The data life cycle is discussed in several publications and is also mentioned in ABET accreditation materials for student outcomes for Data Science programs. A major proponent of the idea of the data life cycle is Jeannette Wing of Columbia University. The data life cycle encompasses genesis to interpretation:

  • Generation
  • Collection
  • Processing
  • Storage
  • Management
  • Analysis
  • Visualization
  • Interpretation

I believe that “Data science is the study of extracting value from data.” It sounds cliche, but it is all about the data for a data scientist.

Is data science a “made up field” consisting of a bunch of buzz-words? Let’s look at other disciplines and how they relate to data science.  Since the fields under discussion have many facets that cannot be fully covered here, naturally, I am going to simplify the discussion. So please forgive if you are actively working in these fields! Since I am an engineer, let’s start with engineers and what they do.

What does an engineer do? Fundamentally, the aspect of an engineer’s work that I believe sets engineering apart from other disciplines is that engineers design systems. Design is fundamental to engineering. Chemical engineers design chemical processes. Mechanical engineers design mechanical systems.  Electrical engineers design electrical systems. Industrial engineers design work processes, and so on. Naturally, engineered systems are not isolated and when examined from a more macro perspective, these systems often involve many different engineering disciplines as well as disciplines in science, business, etc. Simply because engineered systems are embedded in the physical world, it should be clear that these systems generate data and in some cases, vast quantities of data.

Data is often a very important component of the operation and control of an engineered system. However, I would contend that data is often not the primary focus of an engineer during the design process. For example, is the primary concern of a mechanical engineer that is designing a gear, about the data generated from the gear’s operation, or is it about ensuring that the gear functions according to it mechanical design specifications?

In today’s society, there is a growing recognition that the data aspects of engineered systems cannot be ignored at the design stages as well as during operations. Who should be the persons thinking about data?  My contention is that it is the data scientist’s role to focus on the data and its life-cycle, not necessarily the engineer within a specific discipline.

So far, I have specifically not mentioned computer science. Years ago, computer science went through the same issues concerning whether it was a separate field. I think that almost everyone now agrees that computer science is justified as being its own field/disciple. Computer scientists perform important and exciting work.
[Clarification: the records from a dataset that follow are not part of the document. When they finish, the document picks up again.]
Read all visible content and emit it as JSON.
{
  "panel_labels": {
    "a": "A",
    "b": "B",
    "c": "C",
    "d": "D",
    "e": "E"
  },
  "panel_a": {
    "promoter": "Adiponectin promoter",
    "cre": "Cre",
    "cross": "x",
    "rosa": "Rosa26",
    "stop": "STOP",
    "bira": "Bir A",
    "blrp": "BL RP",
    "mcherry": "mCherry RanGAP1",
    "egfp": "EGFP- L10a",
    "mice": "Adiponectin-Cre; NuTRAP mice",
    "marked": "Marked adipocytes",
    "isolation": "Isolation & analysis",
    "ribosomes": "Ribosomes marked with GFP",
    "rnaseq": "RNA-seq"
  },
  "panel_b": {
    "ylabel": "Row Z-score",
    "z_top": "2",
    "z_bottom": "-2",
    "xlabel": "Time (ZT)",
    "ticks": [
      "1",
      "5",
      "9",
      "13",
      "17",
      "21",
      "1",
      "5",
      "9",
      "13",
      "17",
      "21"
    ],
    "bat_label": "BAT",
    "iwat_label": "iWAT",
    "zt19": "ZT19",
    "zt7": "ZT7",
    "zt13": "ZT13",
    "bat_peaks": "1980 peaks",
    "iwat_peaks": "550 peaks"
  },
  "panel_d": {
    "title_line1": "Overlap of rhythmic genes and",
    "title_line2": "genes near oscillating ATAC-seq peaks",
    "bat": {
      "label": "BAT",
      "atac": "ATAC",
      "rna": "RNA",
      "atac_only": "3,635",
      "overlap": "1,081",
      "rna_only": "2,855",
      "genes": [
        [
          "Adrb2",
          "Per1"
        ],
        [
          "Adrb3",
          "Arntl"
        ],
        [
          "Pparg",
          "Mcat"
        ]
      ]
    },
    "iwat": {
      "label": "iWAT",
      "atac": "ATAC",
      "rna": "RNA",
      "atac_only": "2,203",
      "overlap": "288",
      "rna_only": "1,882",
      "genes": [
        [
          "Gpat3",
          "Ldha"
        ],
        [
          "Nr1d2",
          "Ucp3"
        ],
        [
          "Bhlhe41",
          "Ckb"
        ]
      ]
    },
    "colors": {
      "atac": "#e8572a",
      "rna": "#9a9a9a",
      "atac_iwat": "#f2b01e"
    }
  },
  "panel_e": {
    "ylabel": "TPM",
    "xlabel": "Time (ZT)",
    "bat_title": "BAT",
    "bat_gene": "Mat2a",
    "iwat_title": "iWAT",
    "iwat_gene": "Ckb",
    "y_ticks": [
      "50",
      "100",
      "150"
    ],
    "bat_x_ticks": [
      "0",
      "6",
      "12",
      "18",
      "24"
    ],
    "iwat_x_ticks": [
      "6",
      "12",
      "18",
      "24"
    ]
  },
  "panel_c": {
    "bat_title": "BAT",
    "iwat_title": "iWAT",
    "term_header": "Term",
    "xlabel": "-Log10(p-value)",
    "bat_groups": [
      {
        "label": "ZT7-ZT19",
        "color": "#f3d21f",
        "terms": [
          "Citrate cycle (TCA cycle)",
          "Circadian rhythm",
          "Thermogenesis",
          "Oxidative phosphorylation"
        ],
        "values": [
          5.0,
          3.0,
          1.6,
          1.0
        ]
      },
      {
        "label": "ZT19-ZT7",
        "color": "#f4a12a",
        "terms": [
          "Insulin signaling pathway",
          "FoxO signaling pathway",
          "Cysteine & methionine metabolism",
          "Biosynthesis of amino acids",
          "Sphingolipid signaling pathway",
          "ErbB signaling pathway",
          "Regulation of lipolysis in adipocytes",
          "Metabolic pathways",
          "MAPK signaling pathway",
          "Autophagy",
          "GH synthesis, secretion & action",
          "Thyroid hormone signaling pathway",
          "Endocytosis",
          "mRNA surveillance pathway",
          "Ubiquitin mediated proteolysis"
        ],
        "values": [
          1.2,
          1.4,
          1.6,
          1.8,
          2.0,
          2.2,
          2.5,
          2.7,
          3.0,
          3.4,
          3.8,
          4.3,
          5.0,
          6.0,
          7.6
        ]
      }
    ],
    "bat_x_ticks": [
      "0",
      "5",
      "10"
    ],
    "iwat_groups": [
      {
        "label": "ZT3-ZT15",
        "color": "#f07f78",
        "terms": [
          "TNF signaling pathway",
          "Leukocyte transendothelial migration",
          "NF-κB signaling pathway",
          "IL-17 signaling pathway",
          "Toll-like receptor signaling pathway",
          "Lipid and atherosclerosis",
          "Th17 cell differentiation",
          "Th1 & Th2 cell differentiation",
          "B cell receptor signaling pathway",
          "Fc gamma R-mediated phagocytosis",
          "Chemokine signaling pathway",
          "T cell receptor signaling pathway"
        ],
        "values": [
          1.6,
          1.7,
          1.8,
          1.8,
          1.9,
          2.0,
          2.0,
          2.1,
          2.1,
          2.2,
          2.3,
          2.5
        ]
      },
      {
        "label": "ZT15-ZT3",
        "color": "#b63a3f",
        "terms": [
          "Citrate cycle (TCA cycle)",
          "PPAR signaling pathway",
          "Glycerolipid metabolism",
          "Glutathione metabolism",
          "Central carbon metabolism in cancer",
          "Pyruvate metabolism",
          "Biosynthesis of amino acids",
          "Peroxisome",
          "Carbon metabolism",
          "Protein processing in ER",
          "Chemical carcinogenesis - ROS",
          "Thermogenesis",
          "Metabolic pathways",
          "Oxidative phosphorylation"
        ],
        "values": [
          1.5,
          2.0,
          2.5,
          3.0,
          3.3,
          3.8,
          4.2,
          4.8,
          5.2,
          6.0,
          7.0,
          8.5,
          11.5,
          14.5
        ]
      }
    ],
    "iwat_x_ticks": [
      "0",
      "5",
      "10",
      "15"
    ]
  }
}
However, how does computer science relate to data science?

There is no doubt that the fields of computer science and data science are intimately related. To be clear, I see computer engineering as a separate field from computer science. In my opinion, computer science is somewhat misnamed. I think that it should have been called computing science. While computer scientists study many things, at the heart of the discipline is computing. How to compute faster, more efficiently, and more reliably is the essence of computer science. In my opinion, the main focus of a computer scientist is how to compute better.

There is no argument that data is an import aspect to computation. But is a computer scientist’s main concern about the data and its life cycle or is a computer scientist’s main concern about how to compute with the data? I think that there is a useful separation of concern. It is certainly true that many of the tools and techniques that computer scientists use are also used by data scientists. And, many argue that data science is simply a sub-discipline of computer science. However, I contend that the life-cycle of data and its importance to science, engineering, and business require a concentration of focus that is not central to computer science.

What about statistics? There is no doubt that statisticians use data and that data science has deep connections to this field. Are they different? Are they the same thing under different names?

I believe that data scientists are not statisticians and vice versa. In my opinion, the focus of statisticians has been on the latter aspects of the data life cycle. From my perspective the focus of a statistician is on the most efficient and effective extraction of reliable information from data. The design and proper use of the most appropriate and effective statistical techniques to make reliable decisions is the primary focus of statisticians. Data scientists concerns are broader than this.

All the fields that I have mentioned are important (engineering, computer science, statistics). We must not forget about the other sciences (e.g. biology, chemistry, sociology, etc.) and the many business related fields (accounting, marketing, etc). What has become clear and what was prevalent within the materials that I reviewed was that all these field are becoming increasingly dependent upon the data life cycle. There is no doubt in my mind that the data life-cycle is important for all these fields to function better and meet their goals of improving lives. Thus, I believe that knowledge of data science is essential and more broad than just specific disciplines.

I have personally concluded that we need basic literacy in data science, just like we need basic literacy in reading, mathematics, computing. The other disciplines have their focus on their domains. But who will be responsible for caring about the research and application of the tools and techniques that are needed throughout the entire data life cycle? I think that data scientists should be the people whose main goal is caring about the date life cycle.  

Data scientists cannot do this job in isolation. Therefore, for data scientists to be successful, the field of data science must be interdisciplinary. It is an exciting time in this emerging field.

I hope that I have provided you with some insights into why I believe that data science is its own field/discipline. What do you think?